From: Mechanical induction of the tumorigenic β-catenin pathway by tumour growth pressure
a, Apc+/1638N control: time 0, 0 aberrant crypt; t = 5 days, 0 aberrant crypt; t = 15 days, 2 ± 1 ACF; t = 1 month, 4 ± 1 ACF; t = 1.5 months, 4 ± 1 ACF; t = 2 months, 5 ± 2 ACF; t = 2.5 months, 3 ± 2 ACF (measured in n = 3 mice). Apc+/1638N UML: time 0, 0 aberrant crypt; t = 5 days, 0 aberrant crypt; t = 15 days, 2 ± 1 ACF; t = 1 month, 4 ± 1 ACF; t = 1.5 months, 4 ± 3 ACF; t = 2 months, 4 ± 2 ACF; t = 2.5 months, 3 ± 1 ACF (measured in n = 3 mice).
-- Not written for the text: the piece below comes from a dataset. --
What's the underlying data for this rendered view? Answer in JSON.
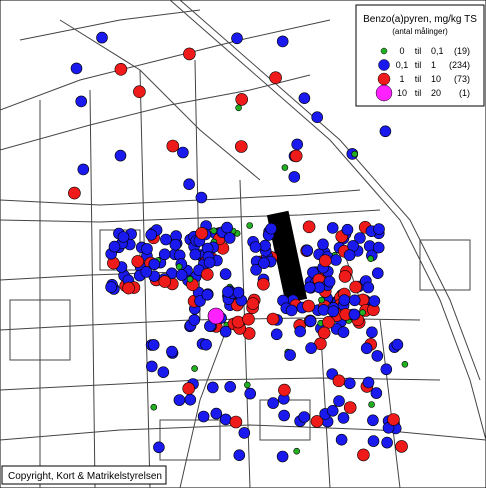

Mean size of ACF remained constant and around 874.5 ± 414 μm2 in both cases. Apc+/1638N UML + magnet: time 0, 0 aberrant crypt; t = 5 days, 2 ± 1 ACF of size 1,146.9 ± 101 μm2; t = 15 days, 8 ± 2 ACF of size 1,777.7 ± 775 μm2 plus one small adenoma of 4,229.38 μm2 size; t = 1 month, 8 ± 2 ACF of mean size 3,483.9 ± 665 μm2 plus one small adenoma; t = 1.5 months, 8 ± 2 ACF plus one bigger adenoma of 6,379.92 μm2 size; t = 2 months, 8 ± 2 ACF plus one small adenoma of 3,512.54 μm2 size plus one bigger adenoma; t = 2.5 months, 8 ± 2 ACF plus one small adenoma plus one bigger adenoma of 6,523.28 μm2 size (measured in n = 3 mice). Time 0 corresponds to 4-month-old animals. b, Histologic characterization of the adenoma carcinoma induced by magnetic mechanical pressure mimicking tumour growth in the Apc+/1638N mice using haematoxylin and eosin stainning. Apc+/1638N UML 2.5 months, no ademona carcinoma is observed (measured in n = 3 mice); Apc+/1638N UML magnet 2.5 months and zoom, the crypt fusion and loss of apico-basal polarity in nucleus position show the carcinoma nature of the two adenoma observed (measured in n = 3 mice). All mice were injected at 4 months. c, LOH (loss of heterozygosity) evaluation in colonic tissues of Apc+/1638N mice under UML mechanical pressure by genotyping at 15 days. PCR analysis of DNA derived from Apc+/1638N mice with oligonucleotides detecting the wild-type and mutant Apc1638N allele. Wild-type mice show no Apc1638N allele (measured in n = 3 mice), whereas Apc+/1638N heterozygous mice show a ratio Apc:Apc1638N of 1.1 ± 0.1 (measured in n = 3 mice). Apc+/1638N mice with UML and magnet show a ratio Apc:Apc1638N of 1.1 ± 0.1 (measured in n = 2 mice).